Margaret Wanzuu Foundation engages dads and daughters to end child marriages

The Margaret Wanzuu Foundation, a member of Kenya MenEngage (KEMEA), with support from Mundo Cooperante, an NGO of development co-operation that supports projects that benefit children, youth and women, hosted a Dads and Daughters dialogue in early January 2019 to facilitate dialogue aimed at ending Forced and Early Child Marriages in Kenya.

The initiative involved a workshop for dads and their daughters aged between 9 to 17 years of age to discuss issues affecting their development, particularly child marriage, openly. The objective of the workshop was to:

  1. Initiate open communication between dads and daughters;
  2. Understand what support girls need from their dads to continue with their education; and
  3. Understand how dads can support their daughters at home and in the community.

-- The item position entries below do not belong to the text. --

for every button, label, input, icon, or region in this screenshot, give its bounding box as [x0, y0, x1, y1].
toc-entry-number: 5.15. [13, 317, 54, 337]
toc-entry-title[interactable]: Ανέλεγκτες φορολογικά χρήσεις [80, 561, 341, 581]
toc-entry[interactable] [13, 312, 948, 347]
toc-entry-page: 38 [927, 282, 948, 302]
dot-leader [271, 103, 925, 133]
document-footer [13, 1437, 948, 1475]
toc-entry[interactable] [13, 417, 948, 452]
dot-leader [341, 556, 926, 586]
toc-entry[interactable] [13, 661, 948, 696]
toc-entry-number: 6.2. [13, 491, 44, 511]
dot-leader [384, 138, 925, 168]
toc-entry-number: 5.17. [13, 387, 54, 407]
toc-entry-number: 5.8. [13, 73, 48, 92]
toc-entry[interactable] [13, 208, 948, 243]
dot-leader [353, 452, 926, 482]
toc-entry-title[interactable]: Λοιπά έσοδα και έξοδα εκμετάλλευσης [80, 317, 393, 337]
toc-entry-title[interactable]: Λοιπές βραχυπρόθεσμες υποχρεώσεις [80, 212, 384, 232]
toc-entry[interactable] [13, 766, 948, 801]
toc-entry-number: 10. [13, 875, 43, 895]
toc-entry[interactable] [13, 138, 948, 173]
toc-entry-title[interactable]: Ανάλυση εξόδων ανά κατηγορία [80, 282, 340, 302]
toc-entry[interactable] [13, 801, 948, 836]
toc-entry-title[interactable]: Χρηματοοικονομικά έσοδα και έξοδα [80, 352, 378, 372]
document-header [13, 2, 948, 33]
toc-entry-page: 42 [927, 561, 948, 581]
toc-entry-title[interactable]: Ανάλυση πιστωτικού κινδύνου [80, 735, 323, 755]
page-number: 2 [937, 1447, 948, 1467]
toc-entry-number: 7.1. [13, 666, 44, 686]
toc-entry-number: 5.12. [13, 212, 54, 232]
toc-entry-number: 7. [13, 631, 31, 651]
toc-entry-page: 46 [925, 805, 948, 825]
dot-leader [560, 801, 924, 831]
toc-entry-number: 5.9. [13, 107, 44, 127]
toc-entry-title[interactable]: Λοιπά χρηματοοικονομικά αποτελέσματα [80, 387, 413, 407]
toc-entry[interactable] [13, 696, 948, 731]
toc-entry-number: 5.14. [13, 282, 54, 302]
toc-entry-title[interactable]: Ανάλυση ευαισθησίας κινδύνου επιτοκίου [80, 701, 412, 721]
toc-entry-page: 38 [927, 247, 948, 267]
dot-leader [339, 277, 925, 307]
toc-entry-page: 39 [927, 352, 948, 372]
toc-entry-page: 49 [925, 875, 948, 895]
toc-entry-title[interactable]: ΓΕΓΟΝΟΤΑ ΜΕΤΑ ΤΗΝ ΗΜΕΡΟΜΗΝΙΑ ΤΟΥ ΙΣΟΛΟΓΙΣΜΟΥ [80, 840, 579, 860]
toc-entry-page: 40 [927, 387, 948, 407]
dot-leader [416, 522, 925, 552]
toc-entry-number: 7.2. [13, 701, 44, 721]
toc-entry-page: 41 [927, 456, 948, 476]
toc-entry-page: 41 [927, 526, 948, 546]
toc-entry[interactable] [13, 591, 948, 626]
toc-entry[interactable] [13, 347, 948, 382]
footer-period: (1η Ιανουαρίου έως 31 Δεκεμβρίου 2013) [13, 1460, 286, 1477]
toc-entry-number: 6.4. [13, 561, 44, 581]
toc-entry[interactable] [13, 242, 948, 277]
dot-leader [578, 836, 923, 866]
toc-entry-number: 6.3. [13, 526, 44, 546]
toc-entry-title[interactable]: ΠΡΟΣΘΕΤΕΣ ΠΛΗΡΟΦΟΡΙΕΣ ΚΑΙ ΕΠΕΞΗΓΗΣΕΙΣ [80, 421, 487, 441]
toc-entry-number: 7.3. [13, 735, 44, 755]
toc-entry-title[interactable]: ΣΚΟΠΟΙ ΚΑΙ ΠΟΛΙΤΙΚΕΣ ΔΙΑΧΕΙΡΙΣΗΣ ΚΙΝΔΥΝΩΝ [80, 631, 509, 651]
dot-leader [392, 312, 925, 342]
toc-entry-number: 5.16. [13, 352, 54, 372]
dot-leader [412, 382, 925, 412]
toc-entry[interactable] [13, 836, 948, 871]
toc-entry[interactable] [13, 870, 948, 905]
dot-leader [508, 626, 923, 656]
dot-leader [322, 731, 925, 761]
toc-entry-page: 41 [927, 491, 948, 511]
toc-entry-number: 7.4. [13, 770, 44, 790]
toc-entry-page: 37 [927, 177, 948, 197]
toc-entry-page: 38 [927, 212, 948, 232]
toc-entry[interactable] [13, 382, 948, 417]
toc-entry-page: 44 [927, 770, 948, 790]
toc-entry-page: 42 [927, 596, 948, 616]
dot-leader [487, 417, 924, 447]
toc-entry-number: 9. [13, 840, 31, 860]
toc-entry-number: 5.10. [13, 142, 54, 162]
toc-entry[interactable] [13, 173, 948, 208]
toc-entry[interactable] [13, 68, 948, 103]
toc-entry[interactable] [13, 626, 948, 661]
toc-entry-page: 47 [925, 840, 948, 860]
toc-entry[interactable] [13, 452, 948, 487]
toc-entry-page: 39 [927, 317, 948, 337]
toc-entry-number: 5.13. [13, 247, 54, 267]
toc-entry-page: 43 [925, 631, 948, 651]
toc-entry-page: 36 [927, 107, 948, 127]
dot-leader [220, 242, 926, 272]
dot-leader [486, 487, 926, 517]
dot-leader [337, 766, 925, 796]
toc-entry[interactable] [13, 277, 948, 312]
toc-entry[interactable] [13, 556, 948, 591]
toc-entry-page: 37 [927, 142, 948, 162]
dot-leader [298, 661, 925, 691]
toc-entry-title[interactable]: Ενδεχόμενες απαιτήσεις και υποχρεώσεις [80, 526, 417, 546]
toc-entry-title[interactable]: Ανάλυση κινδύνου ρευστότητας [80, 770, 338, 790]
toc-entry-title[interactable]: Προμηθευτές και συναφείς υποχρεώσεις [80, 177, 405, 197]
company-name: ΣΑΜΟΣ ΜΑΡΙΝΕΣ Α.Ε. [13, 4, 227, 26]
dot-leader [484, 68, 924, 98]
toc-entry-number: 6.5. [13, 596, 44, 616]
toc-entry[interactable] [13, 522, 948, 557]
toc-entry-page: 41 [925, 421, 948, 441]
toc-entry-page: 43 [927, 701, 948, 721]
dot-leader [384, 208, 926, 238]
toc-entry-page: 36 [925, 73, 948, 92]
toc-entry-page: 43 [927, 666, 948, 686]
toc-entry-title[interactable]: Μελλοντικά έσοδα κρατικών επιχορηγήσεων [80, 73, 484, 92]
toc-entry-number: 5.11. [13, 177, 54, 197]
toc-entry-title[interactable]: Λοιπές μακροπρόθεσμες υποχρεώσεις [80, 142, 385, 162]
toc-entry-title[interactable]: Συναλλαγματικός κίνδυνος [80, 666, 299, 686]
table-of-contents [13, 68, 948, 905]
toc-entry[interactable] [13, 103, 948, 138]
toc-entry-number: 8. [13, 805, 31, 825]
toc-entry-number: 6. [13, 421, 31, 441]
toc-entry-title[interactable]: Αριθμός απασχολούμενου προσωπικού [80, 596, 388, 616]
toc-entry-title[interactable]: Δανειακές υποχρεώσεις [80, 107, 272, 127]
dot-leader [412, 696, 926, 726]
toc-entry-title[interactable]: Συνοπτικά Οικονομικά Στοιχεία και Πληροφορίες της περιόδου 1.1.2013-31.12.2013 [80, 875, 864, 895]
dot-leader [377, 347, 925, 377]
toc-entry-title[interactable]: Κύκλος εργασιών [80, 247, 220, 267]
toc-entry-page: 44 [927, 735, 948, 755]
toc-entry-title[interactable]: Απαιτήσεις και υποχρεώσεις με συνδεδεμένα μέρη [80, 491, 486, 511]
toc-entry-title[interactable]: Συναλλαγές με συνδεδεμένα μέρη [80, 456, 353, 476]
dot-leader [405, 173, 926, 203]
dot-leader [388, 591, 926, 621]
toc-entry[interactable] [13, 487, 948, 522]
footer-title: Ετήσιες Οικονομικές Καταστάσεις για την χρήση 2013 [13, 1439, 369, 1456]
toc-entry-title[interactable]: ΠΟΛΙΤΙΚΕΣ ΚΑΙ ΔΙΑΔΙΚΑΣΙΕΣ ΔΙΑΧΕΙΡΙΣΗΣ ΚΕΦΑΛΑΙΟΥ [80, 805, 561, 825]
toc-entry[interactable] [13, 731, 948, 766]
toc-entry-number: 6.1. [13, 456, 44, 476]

The session involved topics on the factors that cause early child marriage, implications of early child marriages and why it is important to delay marriages.

After the session, one dad commented, “It was my first time to sit close to my daughter and listen to her. It felt good. I am very happy today.”

Another dad said, “I am very much excited today to learn that my daughter would like to be a doctor. This initiative should continue for us to learn more issues on parenting.”

After the session, dads and daughters sang a song calling for forced and early child marriages to stop.

The Project Manager of the Margaret Wanzuu Foundation, Sixtus Otieno, said, “I have been thinking of an initiative that will bring dads and daughters together and this is very amazing, informative and interactive. I look forward to doing more.”